Ciertamente resulta innegable la presunción de la pertenencia a la finca superior de los taludes, terraplenes o cárcobas, institución que con la denominación de cómaro, rihazo o arró se encuentra regulada específicamente y con idéntica resolución en el artículo 33 de la actual compilación de derecho foral gallego (Sentencia de 1-12-04 de esta misma Sala ) y, como consecuencia de ello, la existencia de un "suco" que correspondería con la parte inferior del talud, marcaría la línea de división".
Finalmente, tampoco aprecia la Sala la existencia de abuso de derecho alguno, pues esta figura exige, como ha reiterado el TS, entre otras, en la sentencia de 21-9-07 , el sobrepasar manifiestamente los límites normales del ejercicio de un derecho, lo que no ocurre en el presente caso, pues como se señala en la Sentencia del TS de 30-3-07 , no puede tacharse de abusivo el ejercicio del derecho para hacer valer una atribución que el litigante estima corresponderle.
TERCERO.- Se imponen las costas del recurso a la parte apelante -art. 398 de la LEC .-.
Por todo lo expuesto, la Sala dicta el siguiente
Fallo
Desestimar el recurso de apelación interpuesto por Don Raúl contra la sentencia dictada en fecha tres de octubre de dos mil ocho por la Ilma. Sra. Magistrado-Juez del Juzgado de Primera Instancia nº 4 de Oviedo , en los autos de los que el presente rollo dimana, CONFIRMANDO en todos sus pronunciamientos la sentencia recurrida.
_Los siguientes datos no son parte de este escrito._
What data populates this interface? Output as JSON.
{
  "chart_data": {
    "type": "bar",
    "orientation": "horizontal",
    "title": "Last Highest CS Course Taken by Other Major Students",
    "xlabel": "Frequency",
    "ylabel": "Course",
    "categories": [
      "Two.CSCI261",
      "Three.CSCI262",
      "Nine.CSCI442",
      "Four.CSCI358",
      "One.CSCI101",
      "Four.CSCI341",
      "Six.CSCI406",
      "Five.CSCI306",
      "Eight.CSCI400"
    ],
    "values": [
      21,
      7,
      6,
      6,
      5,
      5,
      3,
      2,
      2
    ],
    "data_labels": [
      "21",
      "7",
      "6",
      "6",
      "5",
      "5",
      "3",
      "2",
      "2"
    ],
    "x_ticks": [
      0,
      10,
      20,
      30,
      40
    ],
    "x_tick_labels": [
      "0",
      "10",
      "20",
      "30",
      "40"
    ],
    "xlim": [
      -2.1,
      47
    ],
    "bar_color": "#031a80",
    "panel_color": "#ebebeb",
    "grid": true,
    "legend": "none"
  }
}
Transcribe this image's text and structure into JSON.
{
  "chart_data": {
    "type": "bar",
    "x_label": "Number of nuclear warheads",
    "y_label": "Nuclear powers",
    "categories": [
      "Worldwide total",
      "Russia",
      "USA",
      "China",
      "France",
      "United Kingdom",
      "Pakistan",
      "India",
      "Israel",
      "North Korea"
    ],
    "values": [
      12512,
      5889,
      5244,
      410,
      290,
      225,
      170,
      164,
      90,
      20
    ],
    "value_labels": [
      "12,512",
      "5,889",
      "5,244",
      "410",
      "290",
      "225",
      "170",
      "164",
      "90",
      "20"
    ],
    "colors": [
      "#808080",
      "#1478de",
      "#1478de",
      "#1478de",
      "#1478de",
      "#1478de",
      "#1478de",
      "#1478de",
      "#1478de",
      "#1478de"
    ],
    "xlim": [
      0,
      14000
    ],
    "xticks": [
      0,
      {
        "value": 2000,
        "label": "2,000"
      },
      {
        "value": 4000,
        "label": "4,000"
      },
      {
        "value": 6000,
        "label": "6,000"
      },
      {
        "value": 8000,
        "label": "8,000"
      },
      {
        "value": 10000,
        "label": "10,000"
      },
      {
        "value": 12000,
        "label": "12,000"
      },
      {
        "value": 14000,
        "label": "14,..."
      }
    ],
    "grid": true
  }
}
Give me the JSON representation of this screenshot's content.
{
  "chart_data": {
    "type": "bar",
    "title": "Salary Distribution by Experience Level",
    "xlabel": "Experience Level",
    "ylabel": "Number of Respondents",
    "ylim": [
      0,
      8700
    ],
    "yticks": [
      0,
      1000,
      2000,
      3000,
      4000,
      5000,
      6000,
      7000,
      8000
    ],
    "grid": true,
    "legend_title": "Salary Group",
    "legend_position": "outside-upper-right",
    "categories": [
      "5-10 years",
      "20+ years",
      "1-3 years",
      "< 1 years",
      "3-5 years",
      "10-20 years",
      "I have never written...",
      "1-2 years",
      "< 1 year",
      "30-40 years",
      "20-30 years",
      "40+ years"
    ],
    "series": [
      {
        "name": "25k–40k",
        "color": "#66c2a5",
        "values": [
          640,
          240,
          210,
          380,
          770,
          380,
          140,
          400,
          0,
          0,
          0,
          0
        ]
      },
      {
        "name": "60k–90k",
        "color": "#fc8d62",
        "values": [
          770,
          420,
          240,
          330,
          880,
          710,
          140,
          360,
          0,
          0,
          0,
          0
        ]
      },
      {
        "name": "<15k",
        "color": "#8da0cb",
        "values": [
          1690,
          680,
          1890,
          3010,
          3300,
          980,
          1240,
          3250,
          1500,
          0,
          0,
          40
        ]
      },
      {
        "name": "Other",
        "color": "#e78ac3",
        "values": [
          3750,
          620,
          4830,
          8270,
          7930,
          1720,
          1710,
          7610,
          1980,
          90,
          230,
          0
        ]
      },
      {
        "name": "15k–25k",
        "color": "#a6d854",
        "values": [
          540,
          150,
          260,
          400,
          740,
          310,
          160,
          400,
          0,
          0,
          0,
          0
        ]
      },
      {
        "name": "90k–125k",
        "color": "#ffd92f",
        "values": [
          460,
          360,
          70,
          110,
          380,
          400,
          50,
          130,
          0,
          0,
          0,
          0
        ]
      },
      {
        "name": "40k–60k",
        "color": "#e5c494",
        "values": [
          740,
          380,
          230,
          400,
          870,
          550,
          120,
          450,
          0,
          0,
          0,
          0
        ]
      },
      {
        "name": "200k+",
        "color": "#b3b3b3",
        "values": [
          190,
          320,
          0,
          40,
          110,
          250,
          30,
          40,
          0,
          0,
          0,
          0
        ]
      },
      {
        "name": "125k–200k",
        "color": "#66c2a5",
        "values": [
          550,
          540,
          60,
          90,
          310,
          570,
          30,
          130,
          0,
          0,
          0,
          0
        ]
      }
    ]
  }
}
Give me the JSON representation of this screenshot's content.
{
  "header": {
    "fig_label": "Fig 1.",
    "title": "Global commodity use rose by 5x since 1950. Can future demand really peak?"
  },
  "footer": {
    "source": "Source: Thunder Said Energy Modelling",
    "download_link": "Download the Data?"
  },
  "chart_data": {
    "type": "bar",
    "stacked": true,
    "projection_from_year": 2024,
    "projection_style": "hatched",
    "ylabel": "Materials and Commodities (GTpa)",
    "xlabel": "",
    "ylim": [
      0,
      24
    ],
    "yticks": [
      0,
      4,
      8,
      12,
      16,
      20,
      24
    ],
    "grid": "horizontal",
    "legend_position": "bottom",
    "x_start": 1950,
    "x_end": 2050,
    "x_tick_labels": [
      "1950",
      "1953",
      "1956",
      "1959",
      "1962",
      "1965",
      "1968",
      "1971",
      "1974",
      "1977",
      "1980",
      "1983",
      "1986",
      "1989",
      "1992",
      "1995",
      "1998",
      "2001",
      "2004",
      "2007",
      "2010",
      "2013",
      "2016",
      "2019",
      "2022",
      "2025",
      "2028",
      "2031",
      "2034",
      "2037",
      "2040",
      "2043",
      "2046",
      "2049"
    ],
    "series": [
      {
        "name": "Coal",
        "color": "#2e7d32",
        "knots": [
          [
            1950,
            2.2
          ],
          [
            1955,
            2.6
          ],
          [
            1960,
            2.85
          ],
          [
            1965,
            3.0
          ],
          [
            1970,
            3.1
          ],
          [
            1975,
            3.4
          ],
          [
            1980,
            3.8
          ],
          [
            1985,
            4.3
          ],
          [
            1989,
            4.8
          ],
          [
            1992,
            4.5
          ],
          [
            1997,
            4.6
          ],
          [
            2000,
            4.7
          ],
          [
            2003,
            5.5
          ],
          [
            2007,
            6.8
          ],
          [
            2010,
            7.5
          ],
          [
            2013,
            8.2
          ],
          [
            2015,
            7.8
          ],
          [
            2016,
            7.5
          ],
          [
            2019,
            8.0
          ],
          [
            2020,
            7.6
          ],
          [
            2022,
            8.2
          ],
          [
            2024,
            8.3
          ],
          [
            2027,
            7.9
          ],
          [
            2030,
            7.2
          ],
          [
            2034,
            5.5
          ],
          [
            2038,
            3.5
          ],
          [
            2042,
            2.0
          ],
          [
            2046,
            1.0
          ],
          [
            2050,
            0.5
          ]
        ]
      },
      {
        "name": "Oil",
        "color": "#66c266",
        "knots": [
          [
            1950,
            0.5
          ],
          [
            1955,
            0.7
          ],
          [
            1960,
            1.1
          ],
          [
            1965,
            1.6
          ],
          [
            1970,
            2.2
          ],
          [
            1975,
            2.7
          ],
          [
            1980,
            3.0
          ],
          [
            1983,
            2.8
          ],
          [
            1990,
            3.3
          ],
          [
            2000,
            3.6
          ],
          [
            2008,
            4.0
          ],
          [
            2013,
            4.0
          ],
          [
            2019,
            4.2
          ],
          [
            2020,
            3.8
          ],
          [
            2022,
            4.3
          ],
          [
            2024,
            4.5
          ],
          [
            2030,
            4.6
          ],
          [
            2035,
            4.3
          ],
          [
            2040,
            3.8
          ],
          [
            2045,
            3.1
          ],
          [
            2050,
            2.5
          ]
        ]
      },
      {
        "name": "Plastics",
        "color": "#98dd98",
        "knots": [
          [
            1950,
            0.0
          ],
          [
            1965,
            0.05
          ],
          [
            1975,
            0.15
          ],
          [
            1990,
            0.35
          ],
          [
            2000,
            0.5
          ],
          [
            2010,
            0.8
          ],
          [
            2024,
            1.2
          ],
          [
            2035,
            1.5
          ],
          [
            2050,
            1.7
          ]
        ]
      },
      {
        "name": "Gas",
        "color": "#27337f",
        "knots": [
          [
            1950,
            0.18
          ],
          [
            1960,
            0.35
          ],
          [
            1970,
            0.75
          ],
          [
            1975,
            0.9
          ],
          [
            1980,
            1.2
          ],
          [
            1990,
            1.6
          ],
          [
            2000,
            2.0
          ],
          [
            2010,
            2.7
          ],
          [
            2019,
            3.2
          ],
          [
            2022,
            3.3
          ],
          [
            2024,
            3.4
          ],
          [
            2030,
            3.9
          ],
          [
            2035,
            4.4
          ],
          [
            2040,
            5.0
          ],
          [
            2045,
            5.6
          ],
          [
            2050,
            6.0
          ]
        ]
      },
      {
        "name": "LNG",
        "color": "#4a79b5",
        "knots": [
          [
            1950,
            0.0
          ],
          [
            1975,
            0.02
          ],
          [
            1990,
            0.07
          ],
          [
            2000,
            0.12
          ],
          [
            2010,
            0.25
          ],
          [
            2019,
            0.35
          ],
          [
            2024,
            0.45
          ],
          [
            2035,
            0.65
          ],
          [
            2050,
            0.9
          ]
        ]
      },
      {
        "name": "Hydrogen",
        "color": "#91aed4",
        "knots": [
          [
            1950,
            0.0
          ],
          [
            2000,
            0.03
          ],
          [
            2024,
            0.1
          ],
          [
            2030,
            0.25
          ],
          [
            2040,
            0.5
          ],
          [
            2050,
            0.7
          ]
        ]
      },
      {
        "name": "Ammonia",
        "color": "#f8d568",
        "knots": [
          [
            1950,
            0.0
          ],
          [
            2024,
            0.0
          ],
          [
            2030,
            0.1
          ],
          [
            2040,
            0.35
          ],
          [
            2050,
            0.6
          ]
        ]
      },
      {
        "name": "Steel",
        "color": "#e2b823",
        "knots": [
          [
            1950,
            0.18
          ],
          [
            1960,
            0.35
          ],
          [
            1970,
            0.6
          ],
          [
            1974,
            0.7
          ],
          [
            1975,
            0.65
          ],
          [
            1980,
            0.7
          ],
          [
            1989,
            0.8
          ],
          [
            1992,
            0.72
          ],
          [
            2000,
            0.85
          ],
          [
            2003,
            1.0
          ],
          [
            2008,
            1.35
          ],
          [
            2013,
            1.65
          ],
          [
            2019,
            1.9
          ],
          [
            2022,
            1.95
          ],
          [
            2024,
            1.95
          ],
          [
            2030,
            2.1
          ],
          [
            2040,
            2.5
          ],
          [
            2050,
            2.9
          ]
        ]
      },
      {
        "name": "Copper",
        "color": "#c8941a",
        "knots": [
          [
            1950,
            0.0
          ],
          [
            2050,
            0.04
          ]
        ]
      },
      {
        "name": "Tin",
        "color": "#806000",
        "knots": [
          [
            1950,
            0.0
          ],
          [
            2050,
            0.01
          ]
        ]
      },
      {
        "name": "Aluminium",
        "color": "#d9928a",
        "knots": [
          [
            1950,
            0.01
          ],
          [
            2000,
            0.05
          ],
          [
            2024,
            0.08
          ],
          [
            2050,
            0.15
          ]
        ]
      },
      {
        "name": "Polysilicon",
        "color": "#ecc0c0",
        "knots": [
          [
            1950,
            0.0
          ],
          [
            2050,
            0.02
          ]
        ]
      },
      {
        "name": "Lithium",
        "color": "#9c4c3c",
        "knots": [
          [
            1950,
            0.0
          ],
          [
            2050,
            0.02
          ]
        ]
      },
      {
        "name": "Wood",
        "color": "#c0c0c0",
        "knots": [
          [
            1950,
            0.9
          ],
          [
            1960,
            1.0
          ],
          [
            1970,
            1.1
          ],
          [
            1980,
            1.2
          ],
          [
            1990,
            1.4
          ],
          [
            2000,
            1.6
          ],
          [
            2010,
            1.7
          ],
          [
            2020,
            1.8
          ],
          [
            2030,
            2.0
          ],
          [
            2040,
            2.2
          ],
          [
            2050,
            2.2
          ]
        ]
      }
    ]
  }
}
Se imponen a la parte apelante las costas causadas en la presente alzada.
Así, por esta nuestra Sentencia, lo pronunciamos, mandamos y firmamos.
PUBLICACION.- Dada y pronunciada fué la anterior Sentencia por los Ilmos. Sres. Magistrados que la firman y leída por el/la Ilmo. Magistrado Ponente en el mismo día de su fecha, de lo que yo el/la Secretario, doy fe.